I’ll say your viewpoint is bizarre. It sounds like something out of a 1920s movie with men in tuxedos and women in evening gowns aboard a steamship to Europe. Hell, college kids need a passport to party in Cancun or across the Canadian border.
I got my first passport in 1974, for a trip to Australia and New Zealand. I’m now on my sixth passport. The first two were for five years; in the 1980s they changed the validity to 10 years. Even so, I always get a passport with extra pages so I don’t fill it up. In the past 12 months I’ve traveled internationally 8 times, and taken 29 flights.
I also have a passport card, which is only good for land borders. I got it mainly so I would have ID with my date of birth on it so I could buy beer at those places that insist on 100% ID check to buy alcohol no matter how ancient you look.
I also just got my permanent Panama residence card. I used to have a diplomatic visa and a different kind of ID, but I recently had to change.
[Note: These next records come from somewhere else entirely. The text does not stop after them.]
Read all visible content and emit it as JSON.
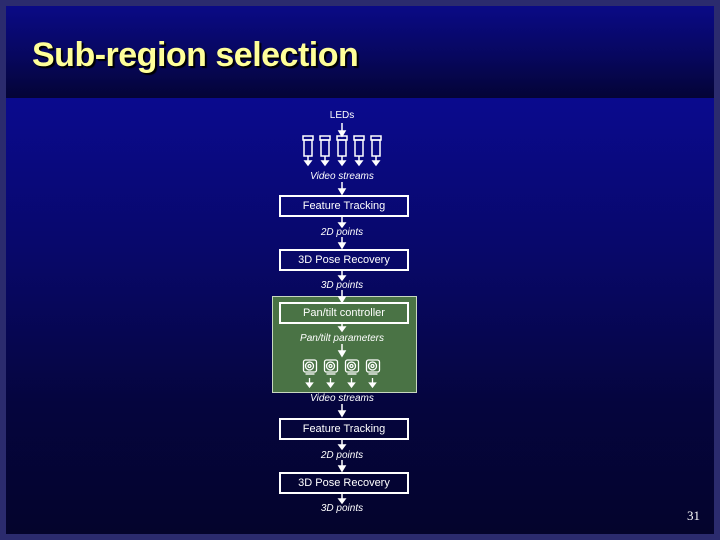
{
  "slide": {
    "title": "Sub-region selection",
    "page_number": "31"
  },
  "diagram": {
    "top_input_label": "LEDs",
    "led_camera_count": 5,
    "stage1": {
      "streams_label": "Video streams",
      "feature_tracking": "Feature Tracking",
      "points_2d": "2D points",
      "pose_recovery": "3D Pose Recovery",
      "points_3d": "3D points"
    },
    "controller_panel": {
      "controller": "Pan/tilt controller",
      "parameters_label": "Pan/tilt parameters",
      "ptz_camera_count": 4
    },
    "stage2": {
      "streams_label": "Video streams",
      "feature_tracking": "Feature Tracking",
      "points_2d": "2D points",
      "pose_recovery": "3D Pose Recovery",
      "points_3d": "3D points"
    },
    "colors": {
      "title": "#ffff99",
      "panel_green": "#4a7345",
      "lines": "#ffffff"
    }
  }
}
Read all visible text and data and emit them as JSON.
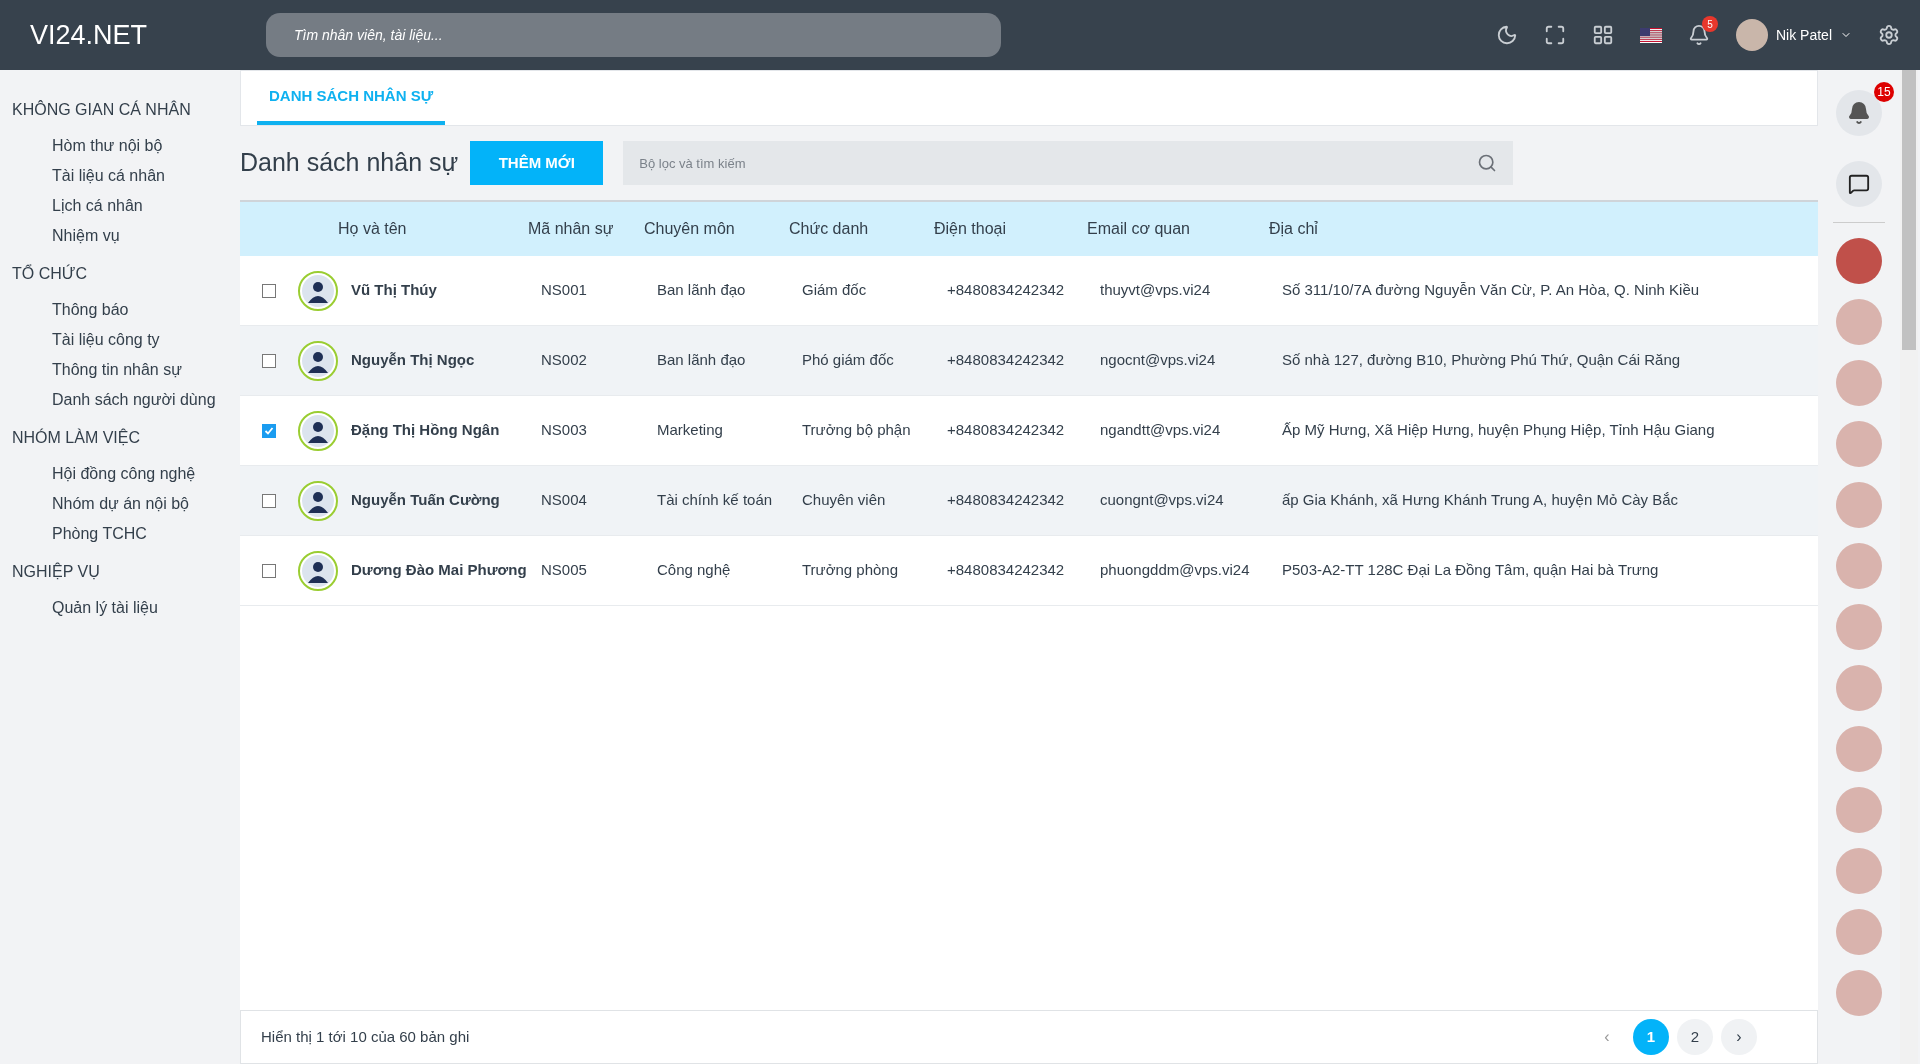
{
  "header": {
    "logo": "VI24.NET",
    "search": {
      "placeholder": "Tìm nhân viên, tài liệu..."
    },
    "notification_count": "5",
    "user": {
      "name": "Nik Patel"
    }
  },
  "sidebar": {
    "sections": [
      {
        "title": "KHÔNG GIAN CÁ NHÂN",
        "items": [
          "Hòm thư nội bộ",
          "Tài liệu cá nhân",
          "Lịch cá nhân",
          "Nhiệm vụ"
        ]
      },
      {
        "title": "TỔ CHỨC",
        "items": [
          "Thông báo",
          "Tài liệu công ty",
          "Thông tin nhân sự",
          "Danh sách người dùng"
        ]
      },
      {
        "title": "NHÓM LÀM VIỆC",
        "items": [
          "Hội đồng công nghệ",
          "Nhóm dự án nội bộ",
          "Phòng TCHC"
        ]
      },
      {
        "title": "NGHIỆP VỤ",
        "items": [
          "Quản lý tài liệu"
        ]
      }
    ]
  },
  "tabs": [
    {
      "label": "DANH SÁCH NHÂN SỰ",
      "selected": true
    }
  ],
  "page_title": "Danh sách nhân sự",
  "add_button": "THÊM MỚI",
  "filter": {
    "placeholder": "Bộ lọc và tìm kiếm"
  },
  "table": {
    "columns": [
      "Họ và tên",
      "Mã nhân sự",
      "Chuyên môn",
      "Chức danh",
      "Điện thoại",
      "Email cơ quan",
      "Địa chỉ"
    ],
    "rows": [
      {
        "checked": false,
        "cells": [
          "Vũ Thị Thúy",
          "NS001",
          "Ban lãnh đạo",
          "Giám đốc",
          "+8480834242342",
          "thuyvt@vps.vi24",
          "Số 311/10/7A đường Nguyễn Văn Cừ, P. An Hòa, Q. Ninh Kiều"
        ]
      },
      {
        "checked": false,
        "cells": [
          "Nguyễn Thị Ngọc",
          "NS002",
          "Ban lãnh đạo",
          "Phó giám đốc",
          "+8480834242342",
          "ngocnt@vps.vi24",
          "Số nhà 127, đường B10, Phường Phú Thứ, Quận Cái Răng"
        ]
      },
      {
        "checked": true,
        "cells": [
          "Đặng Thị Hồng Ngân",
          "NS003",
          "Marketing",
          "Trưởng bộ phận",
          "+8480834242342",
          "ngandtt@vps.vi24",
          "Ấp Mỹ Hưng, Xã Hiệp Hưng, huyện Phụng Hiệp, Tỉnh Hậu Giang"
        ]
      },
      {
        "checked": false,
        "cells": [
          "Nguyễn Tuấn Cường",
          "NS004",
          "Tài chính kế toán",
          "Chuyên viên",
          "+8480834242342",
          "cuongnt@vps.vi24",
          "ấp Gia Khánh, xã Hưng Khánh Trung A, huyện Mỏ Cày Bắc"
        ]
      },
      {
        "checked": false,
        "cells": [
          "Dương Đào Mai Phương",
          "NS005",
          "Công nghệ",
          "Trưởng phòng",
          "+8480834242342",
          "phuongddm@vps.vi24",
          "P503-A2-TT 128C Đại La Đồng Tâm, quận Hai bà Trưng"
        ]
      }
    ]
  },
  "footer": {
    "summary": "Hiển thị 1 tới 10 của 60 bản ghi",
    "prev": "‹",
    "pages": [
      {
        "label": "1",
        "selected": true
      },
      {
        "label": "2",
        "selected": false
      }
    ],
    "next": "›"
  },
  "right_rail": {
    "notification_count": "15",
    "contacts": [
      {
        "online": true
      },
      {
        "online": false
      },
      {
        "online": false
      },
      {
        "online": false
      },
      {
        "online": false
      },
      {
        "online": false
      },
      {
        "online": false
      },
      {
        "online": false
      },
      {
        "online": false
      },
      {
        "online": false
      },
      {
        "online": false
      },
      {
        "online": false
      },
      {
        "online": false
      }
    ]
  }
}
I’ve always had a passport, as a military brat. It’s currently expired, since I’m too poor to travel nowadays. I need to get a fresh one before the real ID requirement kicks in, because I sometimes get flown out to visit the grandchild.
The issue with Real ID has nothing to do with California. To get a Real ID license you need proof of citizenship, like a passport, proof of your Social Security Number, like your original card, and two proofs of residence like a utility bill or property tax bill.
My new license came when I was on a trip, and my old picture one expired in the middle of it (I had a paper temp license) so I used my passport this time, and it worked fine.
My second passport expired in March, and I’ve just not bothered to renew it yet. It’s something I really need to do, having a foreign wife. For Canada, my Michigan Drivers (sic) License is good enough.